Trotz der inzwischen ganz erklecklichen Auswahl an Open-Source-Datenbanken, die zum Download bereit stehen, kaufen immer noch viele Unternehmen ihre Datenbank teuer bei Oracle oder IBM ein. Vor allem bei geschäftskritischen Beständen wie Kundendaten und Lieferadressen heißen die Anwendungen meist 9i oder DB2. Derzeit noch zu Recht, wie Aberdeen-Fachmann Bill Claybrook sagt.

So gebe es zwar einige gute Open-Source-Datenbanken zum kostenlosen Download, sagte der Research Director des Marktforschers gegenüber dem US-Fachmedium News Factor. Allerdings wiesen die proprietären Vertreter noch einige Vorzüge auf, die die frei verfügbaren Verfolger erst noch zu erringen hätten.

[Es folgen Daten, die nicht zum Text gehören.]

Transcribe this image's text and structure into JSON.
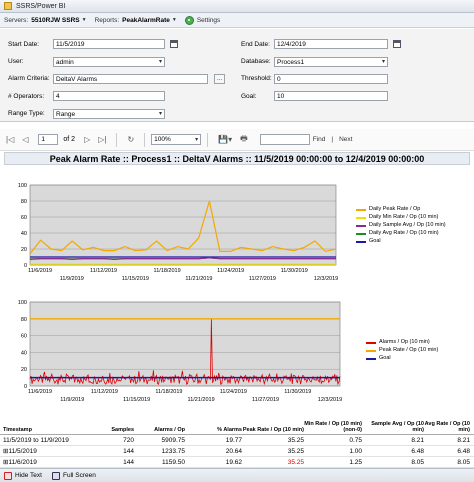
{
  "window": {
    "title": "SSRS/Power BI"
  },
  "serverbar": {
    "servers_label": "Servers:",
    "server_value": "5510RJW SSRS",
    "reports_label": "Reports:",
    "report_value": "PeakAlarmRate",
    "settings_label": "Settings"
  },
  "params": {
    "start_date_label": "Start Date:",
    "start_date": "11/5/2019",
    "end_date_label": "End Date:",
    "end_date": "12/4/2019",
    "user_label": "User:",
    "user": "admin",
    "database_label": "Database:",
    "database": "Process1",
    "alarm_criteria_label": "Alarm Criteria:",
    "alarm_criteria": "DeltaV Alarms",
    "threshold_label": "Threshold:",
    "threshold": "0",
    "operators_label": "# Operators:",
    "operators": "4",
    "goal_label": "Goal:",
    "goal": "10",
    "range_type_label": "Range Type:",
    "range_type": "Range",
    "ellipsis": "..."
  },
  "toolbar": {
    "page": "1",
    "of": "of 2",
    "zoom": "100%",
    "find_label": "Find",
    "separator": "|",
    "next_label": "Next"
  },
  "report": {
    "title": "Peak Alarm Rate :: Process1 :: DeltaV Alarms :: 11/5/2019 00:00:00 to 12/4/2019 00:00:00"
  },
  "chart_data": [
    {
      "type": "line",
      "x_tick_labels_top": [
        "11/6/2019",
        "11/12/2019",
        "11/18/2019",
        "11/24/2019",
        "11/30/2019"
      ],
      "x_tick_labels_bottom": [
        "11/9/2019",
        "11/15/2019",
        "11/21/2019",
        "11/27/2019",
        "12/3/2019"
      ],
      "y_ticks": [
        0,
        20,
        40,
        60,
        80,
        100
      ],
      "ylim": [
        0,
        100
      ],
      "series": [
        {
          "name": "Daily Peak Rate / Op",
          "color": "#f2a900",
          "values": [
            14,
            31,
            20,
            18,
            30,
            19,
            22,
            18,
            18,
            23,
            18,
            19,
            30,
            18,
            23,
            20,
            34,
            80,
            17,
            17,
            22,
            20,
            18,
            23,
            20,
            18,
            22,
            30,
            17,
            20
          ]
        },
        {
          "name": "Daily Min Rate / Op (10 min)",
          "color": "#f0e000",
          "values": [
            1,
            1,
            1,
            1,
            1,
            1,
            1,
            1,
            1,
            1,
            1,
            1,
            1,
            1,
            1,
            1,
            1,
            1,
            1,
            1,
            1,
            1,
            1,
            1,
            1,
            1,
            1,
            1,
            1,
            1
          ]
        },
        {
          "name": "Daily Sample Avg / Op (10 min)",
          "color": "#8a2b8f",
          "values": [
            7,
            8,
            8,
            8,
            7,
            8,
            8,
            8,
            7,
            8,
            8,
            8,
            8,
            8,
            8,
            8,
            8,
            9,
            8,
            8,
            8,
            8,
            8,
            8,
            8,
            8,
            8,
            8,
            8,
            8
          ]
        },
        {
          "name": "Daily Avg Rate / Op (10 min)",
          "color": "#1e8c1e",
          "values": [
            7.5,
            8,
            8,
            8,
            7.5,
            8,
            8,
            8,
            7.5,
            8,
            8,
            8,
            8,
            8,
            8,
            8,
            8,
            9,
            8,
            8,
            8,
            8,
            8,
            8,
            8,
            8,
            8,
            8,
            8,
            8
          ]
        },
        {
          "name": "Goal",
          "color": "#1a1aa8",
          "values": [
            10,
            10,
            10,
            10,
            10,
            10,
            10,
            10,
            10,
            10,
            10,
            10,
            10,
            10,
            10,
            10,
            10,
            10,
            10,
            10,
            10,
            10,
            10,
            10,
            10,
            10,
            10,
            10,
            10,
            10
          ]
        }
      ]
    },
    {
      "type": "line",
      "x_tick_labels_top": [
        "11/6/2019",
        "11/12/2019",
        "11/18/2019",
        "11/24/2019",
        "11/30/2019"
      ],
      "x_tick_labels_bottom": [
        "11/9/2019",
        "11/15/2019",
        "11/21/2019",
        "11/27/2019",
        "12/3/2019"
      ],
      "y_ticks": [
        0,
        20,
        40,
        60,
        80,
        100
      ],
      "ylim": [
        0,
        100
      ],
      "series": [
        {
          "name": "Alarms / Op (10 min)",
          "color": "#e00000",
          "spike_day_index": 17,
          "spike_value": 80,
          "typical_range": [
            2,
            20
          ]
        },
        {
          "name": "Peak Rate / Op (10 min)",
          "color": "#f2a900",
          "constant": 80
        },
        {
          "name": "Goal",
          "color": "#1a1aa8",
          "constant": 10
        }
      ]
    }
  ],
  "table": {
    "headers": [
      "Timestamp",
      "Samples",
      "Alarms / Op",
      "% Alarms",
      "Peak Rate / Op (10 min)",
      "Min Rate / Op (10 min) (non-0)",
      "Sample Avg / Op (10 min)",
      "Avg Rate / Op (10 min)"
    ],
    "rows": [
      {
        "cells": [
          "11/5/2019 to 11/9/2019",
          "720",
          "5909.75",
          "19.77",
          "35.25",
          "0.75",
          "8.21",
          "8.21"
        ],
        "peak_red": false
      },
      {
        "cells": [
          "⊞11/5/2019",
          "144",
          "1233.75",
          "20.64",
          "35.25",
          "1.00",
          "6.48",
          "6.48"
        ],
        "peak_red": false
      },
      {
        "cells": [
          "⊞11/6/2019",
          "144",
          "1159.50",
          "19.62",
          "35.25",
          "1.25",
          "8.05",
          "8.05"
        ],
        "peak_red": true
      }
    ]
  },
  "statusbar": {
    "hide_text": "Hide Text",
    "full_screen": "Full Screen"
  }
}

“Wer beispielsweise MySQL und DB2 vergleicht, wird Unterschiede bei Zugangstempo, Antwortzeiten und Zusatzfunktionen feststellen”, so Claybrook. Nicht umsonst teilten sich die beiden Großanbieter zwischen 60 und 65 Prozent des Weltmarkts.

Andererseits gab er zu, dass Kunden, die nicht gerade ein Rechenzentrum oder ein Großunternehmen betrieben, mit einer Open-Source-Alternative durchaus zufrieden sein könnten. Nicht umsonst zähle MySQL auch Abteilungen von Novell, BMC und Hyperion zu seinen Kunden und hat im Quartalsvergleich seinen Umsatz gerade versiebenfacht.

“Wer einfach nur einen Platz braucht, um seine Daten sicher zu speichern und zu konfigurieren, dem genügt MySQL”, so Clybrook. Allerdings wies er darauf hin, dass auch Unternehmen Gewohnheitstiere seien und dass langjährige Stammkunden von IBM oder Oracle eben schwer zum Wechsel zu überreden seien.